Sell Us The Rope is funny, clever, deliciously wry and surprising; a masterful historical novel with a final line that knocks the breath out of you. Absurdly good! -
I enjoyed this book, especially as I kept forgettingv that Koba was in fact a youthful Stalin (which is a very good point about it). I especially enjoyed his descriptins of London in 1900s, the poverty and meanness, hunger, cruelty and housing quality in the East End.
The story was enjoyable and the issue of 'what form of protest is acceptable' meant quite a lot to me as an activist now considering and taking part in "anti-social" activity to make the case for stoping oil and gas exploration un the UK.

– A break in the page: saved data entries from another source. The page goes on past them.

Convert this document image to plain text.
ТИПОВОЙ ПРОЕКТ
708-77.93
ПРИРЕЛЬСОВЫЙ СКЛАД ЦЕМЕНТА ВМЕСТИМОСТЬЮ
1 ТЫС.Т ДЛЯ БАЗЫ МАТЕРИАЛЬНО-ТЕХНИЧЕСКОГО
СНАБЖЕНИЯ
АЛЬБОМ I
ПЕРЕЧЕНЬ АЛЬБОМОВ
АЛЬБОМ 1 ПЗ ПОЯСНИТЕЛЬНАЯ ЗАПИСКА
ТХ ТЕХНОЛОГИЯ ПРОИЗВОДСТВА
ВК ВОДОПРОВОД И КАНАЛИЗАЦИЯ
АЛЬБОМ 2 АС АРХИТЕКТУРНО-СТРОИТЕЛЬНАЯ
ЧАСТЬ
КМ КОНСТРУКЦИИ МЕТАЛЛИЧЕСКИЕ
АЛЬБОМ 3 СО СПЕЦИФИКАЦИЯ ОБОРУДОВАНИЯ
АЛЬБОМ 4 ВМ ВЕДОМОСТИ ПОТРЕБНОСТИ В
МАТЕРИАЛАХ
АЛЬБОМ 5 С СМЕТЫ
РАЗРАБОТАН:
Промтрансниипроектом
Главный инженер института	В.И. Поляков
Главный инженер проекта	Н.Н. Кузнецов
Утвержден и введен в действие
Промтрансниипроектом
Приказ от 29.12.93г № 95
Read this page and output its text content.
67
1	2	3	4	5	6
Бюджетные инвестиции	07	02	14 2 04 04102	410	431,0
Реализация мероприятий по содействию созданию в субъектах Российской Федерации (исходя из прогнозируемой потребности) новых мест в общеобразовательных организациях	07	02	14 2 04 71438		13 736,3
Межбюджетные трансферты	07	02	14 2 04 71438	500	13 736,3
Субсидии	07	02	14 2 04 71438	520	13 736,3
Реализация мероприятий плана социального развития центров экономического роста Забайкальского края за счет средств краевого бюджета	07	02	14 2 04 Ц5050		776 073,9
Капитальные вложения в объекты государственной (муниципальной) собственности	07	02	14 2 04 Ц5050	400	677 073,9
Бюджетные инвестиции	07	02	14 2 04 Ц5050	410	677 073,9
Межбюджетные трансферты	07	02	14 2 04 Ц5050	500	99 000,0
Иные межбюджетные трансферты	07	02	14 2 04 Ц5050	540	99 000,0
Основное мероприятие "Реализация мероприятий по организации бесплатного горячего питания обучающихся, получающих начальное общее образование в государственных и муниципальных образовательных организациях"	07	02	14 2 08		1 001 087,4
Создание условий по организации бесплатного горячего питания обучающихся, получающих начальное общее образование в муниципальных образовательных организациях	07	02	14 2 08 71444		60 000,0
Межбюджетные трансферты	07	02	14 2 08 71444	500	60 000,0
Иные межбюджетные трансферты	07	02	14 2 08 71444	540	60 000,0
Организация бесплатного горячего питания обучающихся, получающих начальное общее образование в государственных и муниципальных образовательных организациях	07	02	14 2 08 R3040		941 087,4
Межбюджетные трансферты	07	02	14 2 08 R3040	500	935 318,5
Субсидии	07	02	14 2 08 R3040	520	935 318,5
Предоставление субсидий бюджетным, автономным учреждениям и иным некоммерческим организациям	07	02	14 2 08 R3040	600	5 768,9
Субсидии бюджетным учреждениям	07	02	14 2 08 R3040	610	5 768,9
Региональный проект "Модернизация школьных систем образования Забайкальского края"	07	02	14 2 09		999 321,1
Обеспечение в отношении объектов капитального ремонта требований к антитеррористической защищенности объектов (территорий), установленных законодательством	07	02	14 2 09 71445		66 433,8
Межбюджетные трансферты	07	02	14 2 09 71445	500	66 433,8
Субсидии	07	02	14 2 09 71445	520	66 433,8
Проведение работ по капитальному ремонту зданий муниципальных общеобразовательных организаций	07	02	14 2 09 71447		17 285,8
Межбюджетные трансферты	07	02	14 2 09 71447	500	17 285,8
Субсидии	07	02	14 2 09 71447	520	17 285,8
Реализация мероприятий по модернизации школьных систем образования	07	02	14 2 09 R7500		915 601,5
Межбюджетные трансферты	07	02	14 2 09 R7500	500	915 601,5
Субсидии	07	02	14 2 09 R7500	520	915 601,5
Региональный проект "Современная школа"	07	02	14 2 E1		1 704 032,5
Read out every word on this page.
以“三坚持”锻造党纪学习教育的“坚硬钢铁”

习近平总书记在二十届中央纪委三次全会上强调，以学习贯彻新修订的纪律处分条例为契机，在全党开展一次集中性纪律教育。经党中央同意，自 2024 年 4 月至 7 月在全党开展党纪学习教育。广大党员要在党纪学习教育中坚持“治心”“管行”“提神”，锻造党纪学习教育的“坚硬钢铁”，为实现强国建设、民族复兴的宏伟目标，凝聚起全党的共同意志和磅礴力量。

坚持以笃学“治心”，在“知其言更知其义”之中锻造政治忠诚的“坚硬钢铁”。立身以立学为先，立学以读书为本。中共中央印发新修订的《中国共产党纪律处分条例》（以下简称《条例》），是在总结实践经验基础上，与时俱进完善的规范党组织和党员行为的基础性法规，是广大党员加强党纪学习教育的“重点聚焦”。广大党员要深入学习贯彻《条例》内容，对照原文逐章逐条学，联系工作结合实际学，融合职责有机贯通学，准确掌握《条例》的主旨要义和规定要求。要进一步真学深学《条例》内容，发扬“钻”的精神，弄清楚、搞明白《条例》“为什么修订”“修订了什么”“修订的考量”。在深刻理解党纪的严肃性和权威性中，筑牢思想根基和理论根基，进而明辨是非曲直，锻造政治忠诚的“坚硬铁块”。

The last page was amazing - Elli Vuokko (who is a really sympathetic character in the book) died an unknown and Koba continued to live til he died of a heart attack many years later ...... yet she was the honest person and he the traitor (according to Stephen May) -
A vibrant, funny and menacing novel set in May 1907, when a young man from Georgia calling himself Koba (later better known as Josef Stalin...) arrives in the East End of London for the 5th Congress of the Russian Communist Party. The novel vividly conjures up the grimness of London at the time, with its grime and bad food, while the young female comrades practice martial arts, lounge in the communal bath houses and mystify the men. A sub-plot around a possible double (or is it triple?) agent builds to a tense conclusion. I raced through this book with huge enjoyment. Much of it is based on real events and real people, which adds a frisson.